Die Ergebnisse eines umfangreichen Projekts zur Aufarbeitung sexuellen Missbrauchs im Bistum Limburg sind am Wochenende in Frankfurt vorgestellt worden. Der Limburger Bischof Georg Bätzing als Auftraggeber zeigte sich anschließend entschlossen: „Es muss nun zu Maßnahmen kommen, die wehtun und Diskussionen auslösen“, sagte er am Samstag bei der Übergabe des mehrere hundert Seiten umfassenden Berichts in der Paulskirche. „Dieser Weg wird schmerzlich sein“, betonte Bätzing, der Vorsitzender der Deutschen Bischofskonferenz ist.

Bischof Dr. Georg Bätzing (Foto: Bistum Limburg)

Insgesamt 70 Experten hatten seit September 2019 im Auftrag des Bistums in dem Projekt mit dem Titel „Betroffene hören – Missbrauch verhindern“ mitgearbeitet. In neun Teilprojekten analysierten sie den Umgang mit sexuellem Missbrauch in der Diözese seit rund 70 Jahren. Zugleich entwickelten sie Vorschläge, wie systemische Faktoren künftig ausgeschlossen und Missbrauchstaten möglichst verhindert werden könnten.

Desaster bei der Führung früherer Personalakten

Bätzing sagte, im Anblick etwa des „Desasters“ bei der Führung früherer Personalakten werde es in diesem Bereich Verbesserungen geben, zudem eine „Gleichstellungsordnung“ im Bistum und „ein weniger großes Machtgefälle“ in der Kirche.
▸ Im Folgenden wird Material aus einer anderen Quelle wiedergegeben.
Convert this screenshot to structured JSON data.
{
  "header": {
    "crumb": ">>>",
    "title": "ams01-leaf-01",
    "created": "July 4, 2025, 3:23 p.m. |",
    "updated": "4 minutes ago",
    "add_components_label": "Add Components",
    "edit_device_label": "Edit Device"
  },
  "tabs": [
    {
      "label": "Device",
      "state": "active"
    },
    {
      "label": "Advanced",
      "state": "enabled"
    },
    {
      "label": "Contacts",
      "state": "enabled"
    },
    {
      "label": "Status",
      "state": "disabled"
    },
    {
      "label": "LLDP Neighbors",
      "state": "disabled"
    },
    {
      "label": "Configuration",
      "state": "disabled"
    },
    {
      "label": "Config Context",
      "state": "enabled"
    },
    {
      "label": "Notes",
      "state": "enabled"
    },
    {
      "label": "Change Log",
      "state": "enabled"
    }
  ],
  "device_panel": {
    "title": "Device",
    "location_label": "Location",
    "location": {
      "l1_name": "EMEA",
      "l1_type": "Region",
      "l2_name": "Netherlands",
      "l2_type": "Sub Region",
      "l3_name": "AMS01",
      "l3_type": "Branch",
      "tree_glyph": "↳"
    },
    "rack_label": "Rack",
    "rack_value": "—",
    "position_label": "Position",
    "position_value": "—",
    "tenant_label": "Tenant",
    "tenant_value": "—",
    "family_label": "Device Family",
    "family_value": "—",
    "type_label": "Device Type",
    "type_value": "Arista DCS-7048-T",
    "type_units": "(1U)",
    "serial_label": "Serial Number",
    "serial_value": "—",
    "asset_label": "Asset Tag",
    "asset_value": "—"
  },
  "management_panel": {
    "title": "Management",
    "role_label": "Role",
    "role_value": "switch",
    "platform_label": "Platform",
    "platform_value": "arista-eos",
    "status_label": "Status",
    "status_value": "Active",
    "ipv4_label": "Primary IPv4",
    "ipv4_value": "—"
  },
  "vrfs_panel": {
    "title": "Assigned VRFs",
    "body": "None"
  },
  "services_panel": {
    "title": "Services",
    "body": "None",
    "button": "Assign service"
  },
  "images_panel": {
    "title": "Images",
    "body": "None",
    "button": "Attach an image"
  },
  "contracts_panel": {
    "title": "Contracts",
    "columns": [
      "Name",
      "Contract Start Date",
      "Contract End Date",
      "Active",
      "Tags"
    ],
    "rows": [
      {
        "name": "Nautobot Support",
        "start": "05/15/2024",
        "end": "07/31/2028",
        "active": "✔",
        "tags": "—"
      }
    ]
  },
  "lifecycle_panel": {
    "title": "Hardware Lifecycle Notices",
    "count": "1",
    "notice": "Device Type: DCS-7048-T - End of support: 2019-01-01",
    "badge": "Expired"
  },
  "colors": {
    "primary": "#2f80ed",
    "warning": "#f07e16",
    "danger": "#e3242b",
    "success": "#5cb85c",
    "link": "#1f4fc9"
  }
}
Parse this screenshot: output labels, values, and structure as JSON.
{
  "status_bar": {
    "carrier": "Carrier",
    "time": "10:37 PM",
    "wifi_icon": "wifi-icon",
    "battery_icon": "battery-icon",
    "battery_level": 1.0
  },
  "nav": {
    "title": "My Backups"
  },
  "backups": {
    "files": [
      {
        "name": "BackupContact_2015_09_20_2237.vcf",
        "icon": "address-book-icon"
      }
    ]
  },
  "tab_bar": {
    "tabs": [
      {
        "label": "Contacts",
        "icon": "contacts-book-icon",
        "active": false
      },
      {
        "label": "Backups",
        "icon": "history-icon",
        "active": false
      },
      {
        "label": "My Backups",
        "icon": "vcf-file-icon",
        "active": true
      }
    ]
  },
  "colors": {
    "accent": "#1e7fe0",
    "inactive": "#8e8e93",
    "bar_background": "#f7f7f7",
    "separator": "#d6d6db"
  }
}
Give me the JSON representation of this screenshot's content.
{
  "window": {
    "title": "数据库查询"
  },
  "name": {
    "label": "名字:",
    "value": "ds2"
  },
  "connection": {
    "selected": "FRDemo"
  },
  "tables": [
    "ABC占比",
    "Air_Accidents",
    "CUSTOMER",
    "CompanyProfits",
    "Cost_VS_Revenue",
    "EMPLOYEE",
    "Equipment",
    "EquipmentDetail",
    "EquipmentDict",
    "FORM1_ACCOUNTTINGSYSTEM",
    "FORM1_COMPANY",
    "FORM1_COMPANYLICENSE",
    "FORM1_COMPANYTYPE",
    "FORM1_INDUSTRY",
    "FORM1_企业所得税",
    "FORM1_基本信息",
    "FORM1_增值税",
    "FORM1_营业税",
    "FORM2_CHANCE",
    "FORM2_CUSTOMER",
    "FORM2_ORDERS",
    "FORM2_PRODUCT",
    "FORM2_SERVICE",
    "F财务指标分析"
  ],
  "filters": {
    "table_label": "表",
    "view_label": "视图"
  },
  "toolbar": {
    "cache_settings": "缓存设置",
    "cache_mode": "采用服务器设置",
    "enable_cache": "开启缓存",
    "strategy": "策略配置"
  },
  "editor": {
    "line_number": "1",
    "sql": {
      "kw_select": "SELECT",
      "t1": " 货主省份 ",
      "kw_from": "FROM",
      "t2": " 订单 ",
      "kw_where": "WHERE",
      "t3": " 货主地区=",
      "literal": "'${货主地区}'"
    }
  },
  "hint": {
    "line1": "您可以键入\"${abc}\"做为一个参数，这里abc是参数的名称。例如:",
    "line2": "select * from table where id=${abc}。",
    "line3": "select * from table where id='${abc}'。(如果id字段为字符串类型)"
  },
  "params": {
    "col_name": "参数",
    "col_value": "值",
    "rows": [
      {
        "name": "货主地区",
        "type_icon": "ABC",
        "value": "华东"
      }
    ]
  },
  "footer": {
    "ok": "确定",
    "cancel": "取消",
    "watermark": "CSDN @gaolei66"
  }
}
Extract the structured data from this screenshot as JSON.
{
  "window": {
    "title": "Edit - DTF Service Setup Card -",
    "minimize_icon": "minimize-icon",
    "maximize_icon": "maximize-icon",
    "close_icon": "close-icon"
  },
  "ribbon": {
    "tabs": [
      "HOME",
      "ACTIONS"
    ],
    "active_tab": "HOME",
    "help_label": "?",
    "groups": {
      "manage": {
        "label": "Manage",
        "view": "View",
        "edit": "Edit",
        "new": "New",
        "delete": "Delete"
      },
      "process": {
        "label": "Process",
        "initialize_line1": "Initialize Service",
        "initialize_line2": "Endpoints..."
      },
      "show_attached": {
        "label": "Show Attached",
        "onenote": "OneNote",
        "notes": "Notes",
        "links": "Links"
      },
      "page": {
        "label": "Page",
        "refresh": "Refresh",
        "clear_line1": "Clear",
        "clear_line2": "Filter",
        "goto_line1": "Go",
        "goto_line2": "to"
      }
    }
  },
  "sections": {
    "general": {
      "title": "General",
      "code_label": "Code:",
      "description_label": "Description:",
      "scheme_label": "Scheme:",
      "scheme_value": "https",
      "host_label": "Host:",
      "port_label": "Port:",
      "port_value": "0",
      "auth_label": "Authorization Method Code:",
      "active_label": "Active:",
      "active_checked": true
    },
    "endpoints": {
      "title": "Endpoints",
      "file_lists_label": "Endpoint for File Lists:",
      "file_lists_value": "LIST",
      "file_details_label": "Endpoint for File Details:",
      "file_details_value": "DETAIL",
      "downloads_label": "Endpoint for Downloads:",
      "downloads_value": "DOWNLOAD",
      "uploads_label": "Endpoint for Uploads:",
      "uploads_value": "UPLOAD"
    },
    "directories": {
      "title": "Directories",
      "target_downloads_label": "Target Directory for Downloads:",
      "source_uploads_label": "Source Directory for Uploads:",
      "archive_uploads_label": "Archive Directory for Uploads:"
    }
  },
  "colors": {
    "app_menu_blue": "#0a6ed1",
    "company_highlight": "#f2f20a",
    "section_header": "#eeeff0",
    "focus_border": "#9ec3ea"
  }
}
Die Veranstaltung stand unter dem Motto: „Der Beginn von Ehrlichkeit“.

Josef Bill, Projektmitarbeiter und Vorsitzender Richter am Oberlandesgericht im Ruhestand, bilanzierte: „Wir haben bei unseren Untersuchungen ein unbeschreiblich großes Maß an Elend und Leid der oft schwer traumatisiert zurückgelassenen Betroffenen feststellen müssen.“ Als Gegenstück habe sich „eine erhebliche Portion von sexuell motivierter und unvorstellbar schlimmer pädosexueller Eigensucht der beschuldigten Täter“ gezeigt.

46 aktenkundige Fälle aus der Zeit von 1946 bis heute untersucht

Insgesamt wurden den Angaben zufolge 46 aktenkundige Fälle aus der Zeit von 1946 bis heute untersucht, wovon 24 der Beschuldigten bereits verstorben seien. In einem Viertel der Fälle sei schwerer Missbrauch durch einen Priester über einen längeren Zeitraum beschrieben. Etwa zwei Drittel der Beschuldigten waren bei der ersten Aufdeckung über 40 Jahre alt.

Alle Beschuldigten seien zwar namentlich bekannt, sie würden aber „aus rechtlichen Gründen im öffentlichen Bericht pseudonymisiert“. Nur die in herausragenden Funktionen tätigen früheren „Entscheider“ – Bischöfe, Generalvikare und Personaldezernenten – würden mit Klarnamen benannt.